Many times we reach out and ask God for guidance. We ask Him to show us His will for us. Yet, we tend to forget our part of this– we have to see and hear His answers and directions. So, we need to ask then for seeing eyes and listening ears. Yet, even still, we can see and hear His signs but ignore or overlook them.
I know sometimes the world gets so in our heads that we aren’t sure which voice is ours and which is the enemy’s and which belongs to the Lord. Pro Tip: God’s voice will always line up with the Word.
One way the Bible shows us how to know what God is telling us is to ask Him for specific signs like Gideon did (Judges 6:36 – 40). And when He gives us answers to these signs it doesn’t hurt to keep asking.

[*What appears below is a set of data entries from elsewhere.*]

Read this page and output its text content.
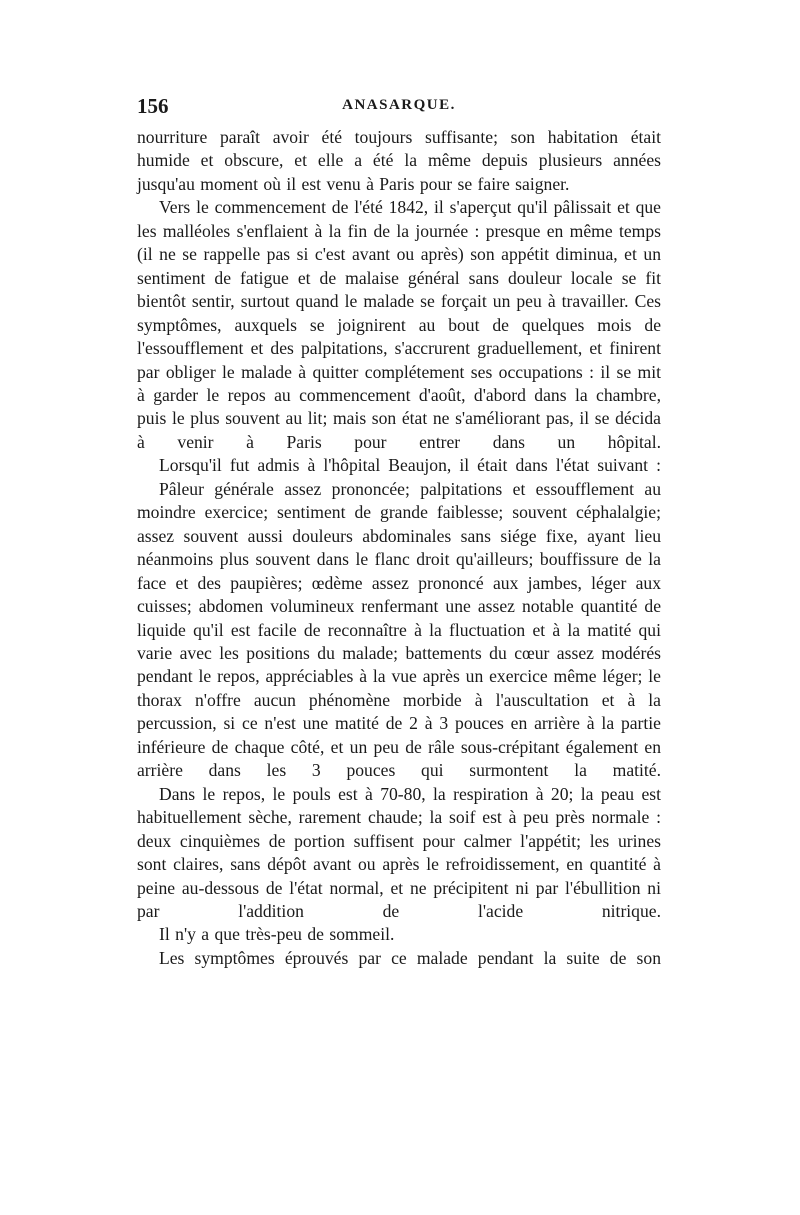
156	ANASARQUE.

nourriture paraît avoir été toujours suffisante; son habitation était humide et obscure, et elle a été la même depuis plusieurs années jusqu'au moment où il est venu à Paris pour se faire saigner.

Vers le commencement de l'été 1842, il s'aperçut qu'il pâlissait et que les malléoles s'enflaient à la fin de la journée : presque en même temps (il ne se rappelle pas si c'est avant ou après) son appétit diminua, et un sentiment de fatigue et de malaise général sans douleur locale se fit bientôt sentir, surtout quand le malade se forçait un peu à travailler. Ces symptômes, auxquels se joignirent au bout de quelques mois de l'essoufflement et des palpitations, s'accrurent graduellement, et finirent par obliger le malade à quitter complétement ses occupations : il se mit à garder le repos au commencement d'août, d'abord dans la chambre, puis le plus souvent au lit; mais son état ne s'améliorant pas, il se décida à venir à Paris pour entrer dans un hôpital.

Lorsqu'il fut admis à l'hôpital Beaujon, il était dans l'état suivant :

Pâleur générale assez prononcée; palpitations et essoufflement au moindre exercice; sentiment de grande faiblesse; souvent céphalalgie; assez souvent aussi douleurs abdominales sans siége fixe, ayant lieu néanmoins plus souvent dans le flanc droit qu'ailleurs; bouffissure de la face et des paupières; œdème assez prononcé aux jambes, léger aux cuisses; abdomen volumineux renfermant une assez notable quantité de liquide qu'il est facile de reconnaître à la fluctuation et à la matité qui varie avec les positions du malade; battements du cœur assez modérés pendant le repos, appréciables à la vue après un exercice même léger; le thorax n'offre aucun phénomène morbide à l'auscultation et à la percussion, si ce n'est une matité de 2 à 3 pouces en arrière à la partie inférieure de chaque côté, et un peu de râle sous-crépitant également en arrière dans les 3 pouces qui surmontent la matité.

Dans le repos, le pouls est à 70-80, la respiration à 20; la peau est habituellement sèche, rarement chaude; la soif est à peu près normale : deux cinquièmes de portion suffisent pour calmer l'appétit; les urines sont claires, sans dépôt avant ou après le refroidissement, en quantité à peine au-dessous de l'état normal, et ne précipitent ni par l'ébullition ni par l'addition de l'acide nitrique.

Il n'y a que très-peu de sommeil.

Les symptômes éprouvés par ce malade pendant la suite de son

I’ve asked God for signs and He has given them to me. I continued to ask for a while, but then I started ignoring and overlooking His answers and stopped asking altogether for signs. I was asking Him to lead me but I wasn’t allowing myself to be lead. I thought, “Well, these first signs turned out so maybe that was God’s answer and I don’t have to keep asking.” Basically, I did things how I thought it would be best (aka my way). Finally, He showed me a sign that I couldn’t ignore– it was so definite and painful that I knew it was the answer He had been trying to give me all along. Sometimes God has to allow pain if He knows it is going to help get you to where you need to be.
Do you know what the gift of discernment is? My mom has it and I believe that as I continue to strengthen my relationship with the Holy Spirit that I will also have it and be able to truly recognize it. There are times when I have these feelings and thoughts, in the back of my mind, deep in my heart– and most of the time I have had them for valid reasons. I used to think of myself as crazy for it, but now I realize that it is actually a blessing.
The other day, this thought/feeling kept creeping up in my head. I couldn’t shake it, no matter what I did or how hard I tried or even how much I prayed. I didn’t want it to be true; part of me thought the enemy was trying to mess me up, but the other part of me thought that God was showing me the truth. By the end of the day, the thought that I was hoping would dissipate came to fruition.
It was difficult and painful and honestly humiliating, but after a while, I knew it was what was supposed to happen. I knew that God needed me to experience this for closure. He needed to show me so that I could move on with my life and discover the plans He has for me (and for the other party involved). And sometimes what happens has to happen the way it does because He knows you and how you think and what it takes to get to you see what is for you and what is not for you. (Psalm 139)
I’m still learning how to decipher all the thoughts/feelings/desires that swirl around my mind. I keep asking the Spirit to guide me– to be louder than I am (I can be pretty loud). And now I just have to truly allow myself to be lead. He made me bold to make the decision I had to make. If I allow Him, He can make me bold in my other decisions too.
Everything in life will work out for us if we allow God to direct our paths.
With love and grace, let yourself be lead.